Certes l’œuvre visionnaire de George Romero lié d'affection à Pittsburg, ville ouvrière frappée de plein fouet par la crise économique et industrielle, est inégale et comporte des films moins dispensables, aux limites du nanardeux, mais également d'autres pépites inestimables. On pense en particulier à The Crazies (1973) mal vendu en France sous le titre opportuniste de La Nuit des fous-vivants. On pense surtout à Martin (1977), son film le plus émouvant, sorte de variation matérialiste et mélancolique de Cat People (1941) de Jacques Tourneur où le vampirisme n'existe plus que comme mythologie réincarnée en prophéties auto-réalisatrices.

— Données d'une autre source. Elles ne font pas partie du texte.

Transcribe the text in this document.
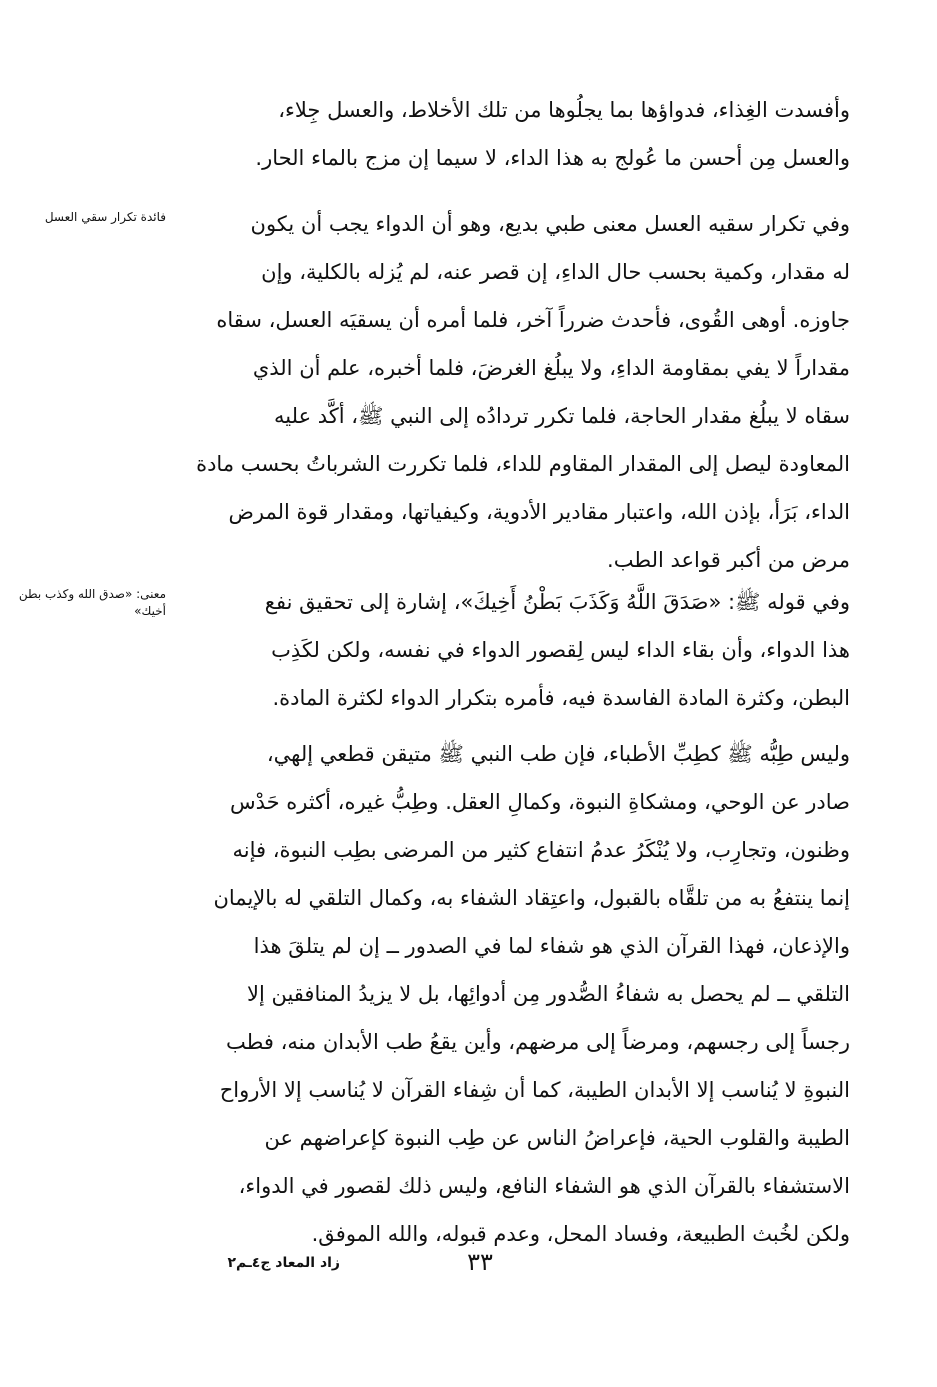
وأفسدت الغِذاء، فدواؤها بما يجلُوها من تلك الأخلاط، والعسل جِلاء،
والعسل مِن أحسن ما عُولج به هذا الداء، لا سيما إن مزج بالماء الحار.
فائدة تكرار سقي العسل	وفي تكرار سقيه العسل معنى طبي بديع، وهو أن الدواء يجب أن يكون
له مقدار، وكمية بحسب حال الداءِ، إن قصر عنه، لم يُزله بالكلية، وإن
جاوزه. أوهى القُوى، فأحدث ضرراً آخر، فلما أمره أن يسقيَه العسل، سقاه
مقداراً لا يفي بمقاومة الداءِ، ولا يبلُغ الغرضَ، فلما أخبره، علم أن الذي
سقاه لا يبلُغ مقدار الحاجة، فلما تكرر تردادُه إلى النبي ﷺ، أكَّد عليه
المعاودة ليصل إلى المقدار المقاوم للداء، فلما تكررت الشرباتُ بحسب مادة
الداء، بَرَأ، بإذن الله، واعتبار مقادير الأدوية، وكيفياتها، ومقدار قوة المرض
مرض من أكبر قواعد الطب.
معنى: «صدق الله وكذب بطن أخيك»	وفي قوله ﷺ: «صَدَقَ اللَّهُ وَكَذَبَ بَطْنُ أَخِيكَ»، إشارة إلى تحقيق نفع
هذا الدواء، وأن بقاء الداء ليس لِقصور الدواء في نفسه، ولكن لكَذِب
البطن، وكثرة المادة الفاسدة فيه، فأمره بتكرار الدواء لكثرة المادة.
وليس طِبُّه ﷺ كطِبِّ الأطباء، فإن طب النبي ﷺ متيقن قطعي إلهي،
صادر عن الوحي، ومشكاةِ النبوة، وكمالِ العقل. وطِبُّ غيره، أكثره حَدْس
وظنون، وتجارِب، ولا يُنْكَرُ عدمُ انتفاع كثير من المرضى بطِب النبوة، فإنه
إنما ينتفعُ به من تلقَّاه بالقبول، واعتِقاد الشفاء به، وكمال التلقي له بالإيمان
والإذعان، فهذا القرآن الذي هو شفاء لما في الصدور ــ إن لم يتلقَ هذا
التلقي ــ لم يحصل به شفاءُ الصُّدور مِن أدوائِها، بل لا يزيدُ المنافقين إلا
رجساً إلى رجسهم، ومرضاً إلى مرضهم، وأين يقعُ طب الأبدان منه، فطب
النبوةِ لا يُناسب إلا الأبدان الطيبة، كما أن شِفاء القرآن لا يُناسب إلا الأرواح
الطيبة والقلوب الحية، فإعراضُ الناس عن طِب النبوة كإعراضهم عن
الاستشفاء بالقرآن الذي هو الشفاء النافع، وليس ذلك لقصور في الدواء،
ولكن لخُبث الطبيعة، وفساد المحل، وعدم قبوله، والله الموفق.
٣٣
زاد المعاد ج٤ـم٢
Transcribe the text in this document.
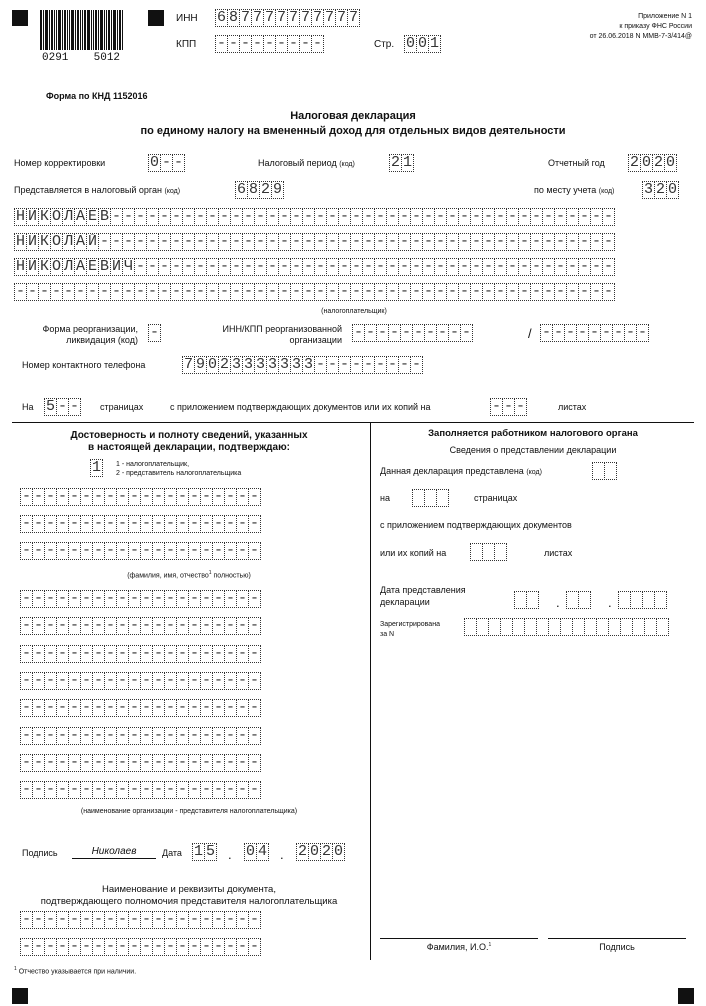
0291 5012
ИНН 6 8 7 7 7 7 7 7 7 7 7 7
КПП - - - - - - - - -	Стр. 0 0 1
Приложение N 1
к приказу ФНС России
от 26.06.2018 N ММВ-7-3/414@
Форма по КНД 1152016
Налоговая декларация
по единому налогу на вмененный доход для отдельных видов деятельности
Номер корректировки	0 - -	Налоговый период (код) 2 1	Отчетный год 2 0 2 0
Представляется в налоговый орган (код)	6 8 2 9	по месту учета (код) 3 2 0
Н И К О Л А Е В - - - - - - - - - - - - - - - - - - - - - - - - - - - - - - - - - - - - - - - - - -
Н И К О Л А Й - - - - - - - - - - - - - - - - - - - - - - - - - - - - - - - - - - - - - - - - - - -
Н И К О Л А Е В И Ч - - - - - - - - - - - - - - - - - - - - - - - - - - - - - - - - - - - - - - - -
- - - - - - - - - - - - - - - - - - - - - - - - - - - - - - - - - - - - - - - - - - - - - - - - - -
(налогоплательщик)
Форма реорганизации,
ликвидация (код) -	ИНН/КПП реорганизованной
организации - - - - - - - - - -	/ - - - - - - - - -
Номер контактного телефона	7 9 0 2 3 3 3 3 3 3 3 - - - - - - - - -
На 5 - - страницах	с приложением подтверждающих документов или их копий на	- - -	листах
Достоверность и полноту сведений, указанных
в настоящей декларации, подтверждаю:
1 1 - налогоплательщик,
2 - представитель налогоплательщика
- - - - - - - - - - - - - - - - - - - -
- - - - - - - - - - - - - - - - - - - -
- - - - - - - - - - - - - - - - - - - -
(фамилия, имя, отчество$^1$ полностью)
- - - - - - - - - - - - - - - - - - - -
- - - - - - - - - - - - - - - - - - - -
- - - - - - - - - - - - - - - - - - - -
- - - - - - - - - - - - - - - - - - - -
- - - - - - - - - - - - - - - - - - - -
- - - - - - - - - - - - - - - - - - - -
- - - - - - - - - - - - - - - - - - - -
- - - - - - - - - - - - - - - - - - - -
(наименование организации - представителя налогоплательщика)
Подпись	Николаев	Дата 1 5 . 0 4 . 2 0 2 0
Наименование и реквизиты документа,
подтверждающего полномочия представителя налогоплательщика
- - - - - - - - - - - - - - - - - - - -
- - - - - - - - - - - - - - - - - - - -
$^1$ Отчество указывается при наличии.
Заполняется работником налогового органа
Сведения о представлении декларации
Данная декларация представлена (код)
на	страницах
с приложением подтверждающих документов
или их копий на	листах
Дата представления
декларации	.	.
Зарегистрирована
за N
Фамилия, И.О.$^1$	Подпись
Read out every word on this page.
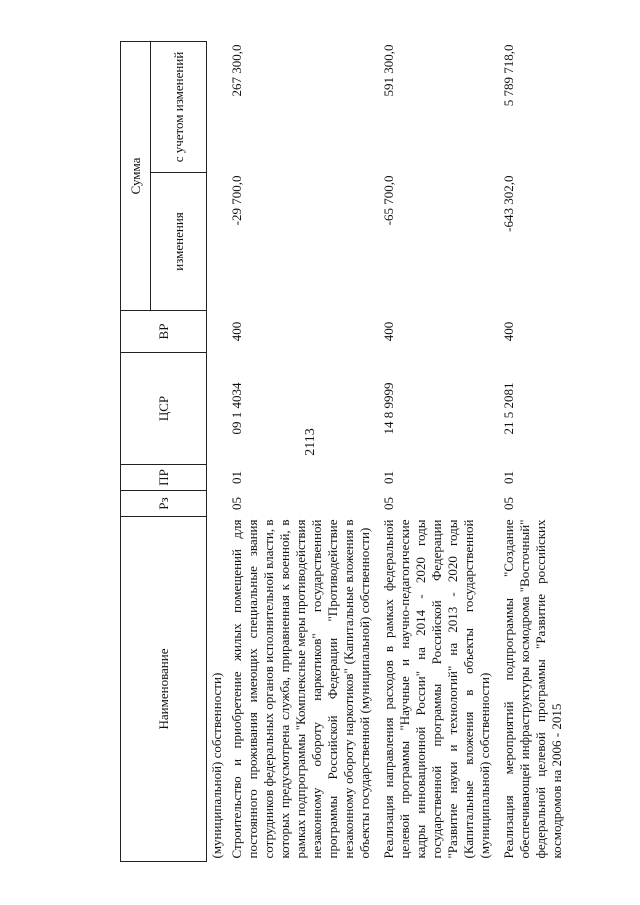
2113
Наименование	Рз	ПР	ЦСР	ВР	Сумма	
					изменения	с учетом изменений
(муниципальной) собственности)						
Строительство и приобретение жилых помещений для постоянного проживания имеющих специальные звания сотрудников федеральных органов исполнительной власти, в которых предусмотрена служба, приравненная к военной, в рамках подпрограммы "Комплексные меры противодействия незаконному обороту наркотиков" государственной программы Российской Федерации "Противодействие незаконному обороту наркотиков" (Капитальные вложения в объекты государственной (муниципальной) собственности)	05	01	09 1 4034	400	-29 700,0	267 300,0
Реализация направления расходов в рамках федеральной целевой программы "Научные и научно-педагогические кадры инновационной России" на 2014 - 2020 годы государственной программы Российской Федерации "Развитие науки и технологий" на 2013 - 2020 годы (Капитальные вложения в объекты государственной (муниципальной) собственности)	05	01	14 8 9999	400	-65 700,0	591 300,0
Реализация мероприятий подпрограммы "Создание обеспечивающей инфраструктуры космодрома "Восточный" федеральной целевой программы "Развитие российских космодромов на 2006 - 2015	05	01	21 5 2081	400	-643 302,0	5 789 718,0
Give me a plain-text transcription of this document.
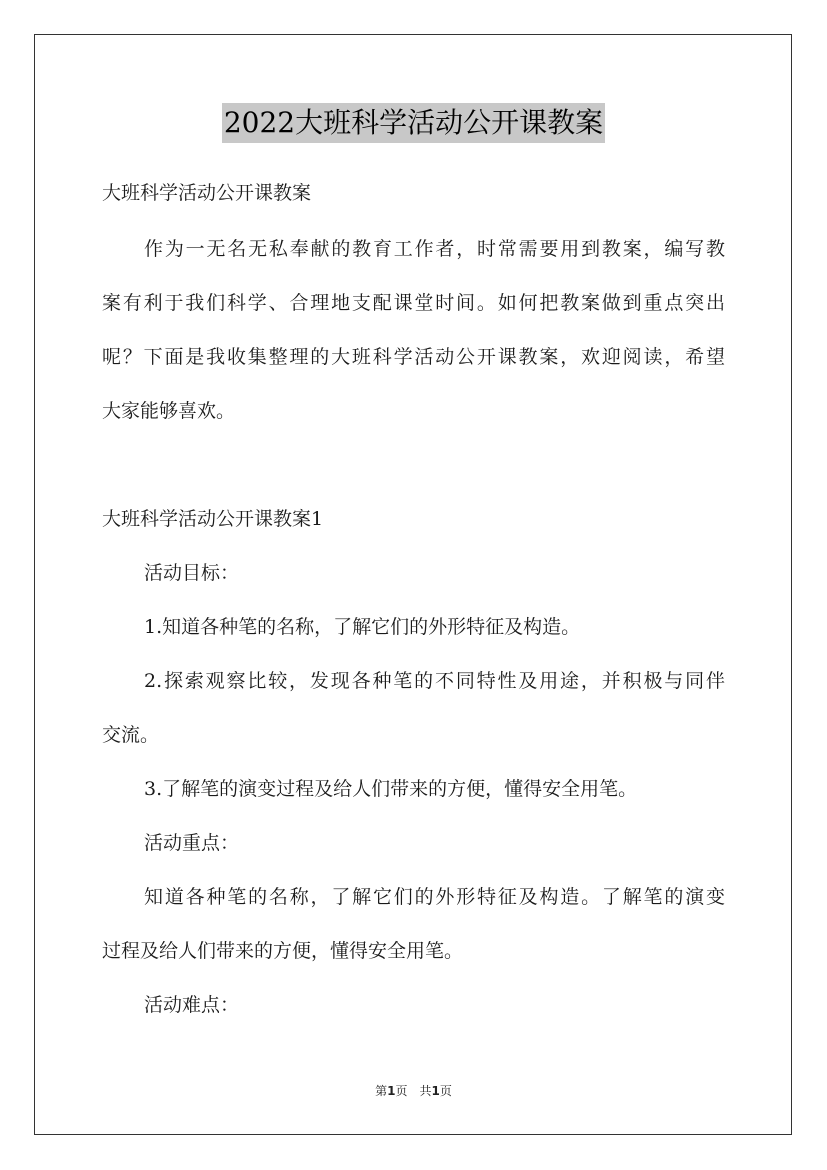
2022大班科学活动公开课教案
大班科学活动公开课教案
作为一无名无私奉献的教育工作者，时常需要用到教案，编写教
案有利于我们科学、合理地支配课堂时间。如何把教案做到重点突出
呢？下面是我收集整理的大班科学活动公开课教案，欢迎阅读，希望
大家能够喜欢。
大班科学活动公开课教案1
活动目标：
1.知道各种笔的名称，了解它们的外形特征及构造。
2.探索观察比较，发现各种笔的不同特性及用途，并积极与同伴
交流。
3.了解笔的演变过程及给人们带来的方便，懂得安全用笔。
活动重点：
知道各种笔的名称，了解它们的外形特征及构造。了解笔的演变
过程及给人们带来的方便，懂得安全用笔。
活动难点：
第1页　共1页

On aimerait encore citer deux réalisations romeriennes singulières, Knightriders (1981) avec sa communauté de marginaux conjuguant bikers, jeu de rôles et épopée médiévale et Monkey Shines (1988) où la puissance et l'acte se divisent dans les circuits tordus de l'animalité simienne et de l'humanité accidentée, jusqu'à faire disjoncter l'humanisme requis par le champ juridique.

 

 

On n'aura jamais vu autant de films d'horreur sur les écrans d'aujourd'hui, et si peu dignes d'intérêt. Sinon que l'infecté éclipse à l'écran le zombie et les critiques souvent incapables de distinguer les deux figures, la seconde incarnant trop souvent la trahison par l'hystérisation de la seconde (mais quelques films récents commencent heureusement à changer la donne, Dernier train pour Busan de Yeon Sang-ho et The Girl with All the Gifts – Celle qui a tous les dons de Colm McCarthy en 2016).

 

 

Tristesse d'un genre naguère si prolifique, si fortiche à l'allégorie bio-politique et la débandade organique, désormais cannibalisé par les franchises et l'industrie des jeux vidéo, tandis que les grands maîtres auront été par l'industrie réduits à un silence coupable (George A. Romero s'est dernièrement replié sur les comics, John Carpenter sur la musique et Dario Argento sur sa légende).

 

 

De la marge et de ses minoritaires l'industrie ne veut même plus, telle est une forme de l'horreur contemporaine. Mais le mal est fait, la morsure avérée, la contagion amorcée, l'infection inarrêtable : zombies de tous les pays…

 

 

Post Scriptum :

 

 

Le zombie constitue une telle inspiration qu'on avait consacré à cette figure quelques pages à l'occasion d'une réflexion générale, partagée dans l'amitié de Marie José Mondzain, portant sur ces images intriguées par ce que l'on a essayé de conceptualiser sous le terme d'in-différence.

 

 

Des images suffisamment ambivalentes, autrement dit « in-différentes », pour indexer leur régime de singularité (ou de la plus grande différence) à partir d'une indifférence aux différences abondent dans le cinéma d'horreur - mais pas seulement.

 

 

Et on en aura trouvé de fascinantes, entre autres chez Don Siegel (L'Invasion des profanateurs de sépulture), John Carpenter (La Chose) et donc George A. Romero (Zombie).